Yahoo chief executive Marissa Mayer said the company's plan to reverse the trend and restore the one-time Web powerhouse to its former glory was on track and would start showing results in the second half of the year. But she repeated previous comments that revitalising
Yahoo will be a long-term project measured in years. "We are committed to growing our core business. First in line with the industry and ultimately surpassing it," said Ms Mayer, a former Google executive who in July became Yahoo's third chief executive in a one-year period.
Ms Mayer said the company was making headway luring smartphone users to its services, with more than 300 million monthly mobile users in the first quarter, up from 200 million in the fourth quarter. And she said that hiring efforts and acquisitions have positioned Yahoo to ramp up its product development and product releases in the coming months.
Yahoo's stock has surged more than 50 per cent since Ms Mayer took the helm in July, though analysts say much of the rise is due to stock buybacks and the value of Yahoo's Asian assets.
Evidence of a significant turnaround in Yahoo's business was hard to spot in the company's first-quarter earnings report, however.

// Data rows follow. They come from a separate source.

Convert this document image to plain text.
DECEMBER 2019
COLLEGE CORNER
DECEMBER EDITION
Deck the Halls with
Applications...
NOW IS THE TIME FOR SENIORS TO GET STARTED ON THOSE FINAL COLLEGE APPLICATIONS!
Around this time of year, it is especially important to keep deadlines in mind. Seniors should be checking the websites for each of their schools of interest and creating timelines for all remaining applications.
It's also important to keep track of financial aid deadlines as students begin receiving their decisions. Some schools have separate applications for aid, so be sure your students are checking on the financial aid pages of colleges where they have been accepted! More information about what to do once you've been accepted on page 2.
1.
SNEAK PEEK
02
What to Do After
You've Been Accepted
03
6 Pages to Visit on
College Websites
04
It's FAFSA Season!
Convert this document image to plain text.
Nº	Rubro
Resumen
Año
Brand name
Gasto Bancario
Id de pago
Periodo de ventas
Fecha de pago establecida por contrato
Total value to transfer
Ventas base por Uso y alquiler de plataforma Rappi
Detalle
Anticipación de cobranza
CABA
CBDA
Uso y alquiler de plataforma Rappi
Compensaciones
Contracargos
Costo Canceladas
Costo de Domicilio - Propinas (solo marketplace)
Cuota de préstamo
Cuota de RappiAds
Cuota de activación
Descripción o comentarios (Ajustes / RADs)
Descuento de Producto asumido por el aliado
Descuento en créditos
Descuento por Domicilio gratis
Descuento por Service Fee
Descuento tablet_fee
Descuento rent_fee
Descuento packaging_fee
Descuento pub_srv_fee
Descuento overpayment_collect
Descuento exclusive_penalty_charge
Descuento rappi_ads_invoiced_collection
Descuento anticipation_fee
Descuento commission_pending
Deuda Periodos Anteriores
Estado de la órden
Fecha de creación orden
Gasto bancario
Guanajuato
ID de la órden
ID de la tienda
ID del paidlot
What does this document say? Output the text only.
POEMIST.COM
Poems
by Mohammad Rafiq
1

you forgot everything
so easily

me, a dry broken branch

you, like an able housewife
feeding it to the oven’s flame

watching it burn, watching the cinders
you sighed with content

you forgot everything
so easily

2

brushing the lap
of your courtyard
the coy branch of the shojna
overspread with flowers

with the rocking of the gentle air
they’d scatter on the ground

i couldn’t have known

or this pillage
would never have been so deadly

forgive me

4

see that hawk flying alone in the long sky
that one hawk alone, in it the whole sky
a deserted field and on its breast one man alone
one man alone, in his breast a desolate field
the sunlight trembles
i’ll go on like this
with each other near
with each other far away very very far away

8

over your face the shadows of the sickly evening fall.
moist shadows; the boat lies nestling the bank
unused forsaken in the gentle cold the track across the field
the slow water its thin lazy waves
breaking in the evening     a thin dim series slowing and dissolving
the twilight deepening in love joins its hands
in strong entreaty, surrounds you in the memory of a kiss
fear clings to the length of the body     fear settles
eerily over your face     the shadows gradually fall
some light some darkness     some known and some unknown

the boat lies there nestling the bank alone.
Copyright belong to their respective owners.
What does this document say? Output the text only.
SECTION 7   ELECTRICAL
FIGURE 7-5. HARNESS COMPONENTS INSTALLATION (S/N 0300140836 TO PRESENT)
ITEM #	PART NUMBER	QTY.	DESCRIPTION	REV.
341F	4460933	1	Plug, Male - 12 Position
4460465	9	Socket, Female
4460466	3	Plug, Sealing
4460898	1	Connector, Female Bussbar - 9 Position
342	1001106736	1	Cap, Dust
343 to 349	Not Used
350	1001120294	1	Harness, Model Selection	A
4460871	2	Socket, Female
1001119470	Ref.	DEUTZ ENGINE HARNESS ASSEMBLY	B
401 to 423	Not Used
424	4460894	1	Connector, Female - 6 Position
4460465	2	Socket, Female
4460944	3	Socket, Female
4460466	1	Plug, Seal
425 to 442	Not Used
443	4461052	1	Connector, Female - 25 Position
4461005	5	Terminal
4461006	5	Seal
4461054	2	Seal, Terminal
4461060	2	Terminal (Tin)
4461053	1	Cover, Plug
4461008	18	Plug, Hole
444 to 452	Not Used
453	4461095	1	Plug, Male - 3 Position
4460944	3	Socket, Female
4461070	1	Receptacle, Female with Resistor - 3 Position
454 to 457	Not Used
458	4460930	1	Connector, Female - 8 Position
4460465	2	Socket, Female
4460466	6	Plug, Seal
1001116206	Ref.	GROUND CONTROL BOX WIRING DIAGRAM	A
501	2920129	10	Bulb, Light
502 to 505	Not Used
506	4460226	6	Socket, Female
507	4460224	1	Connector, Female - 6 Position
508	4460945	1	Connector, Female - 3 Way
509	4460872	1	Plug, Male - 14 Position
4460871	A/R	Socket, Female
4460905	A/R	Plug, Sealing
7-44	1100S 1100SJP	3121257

Display ad revenue, which accounts for roughly 40 per cent of Yahoo's revenue, declined 11 per cent on an adjusted basis in the first three months of the year. "This is a core business that needs significant work," said Macquarie Research analyst Ben Schachter. "The core takeaway here is more time is going to be needed."
Yahoo shares fell to $22.73 in after-hours trading last night.
Yahoo also projected net revenue for the second quarter of $1.06 billion to $1.09 billion in a presentation posted on its website after its earnings release yesterday.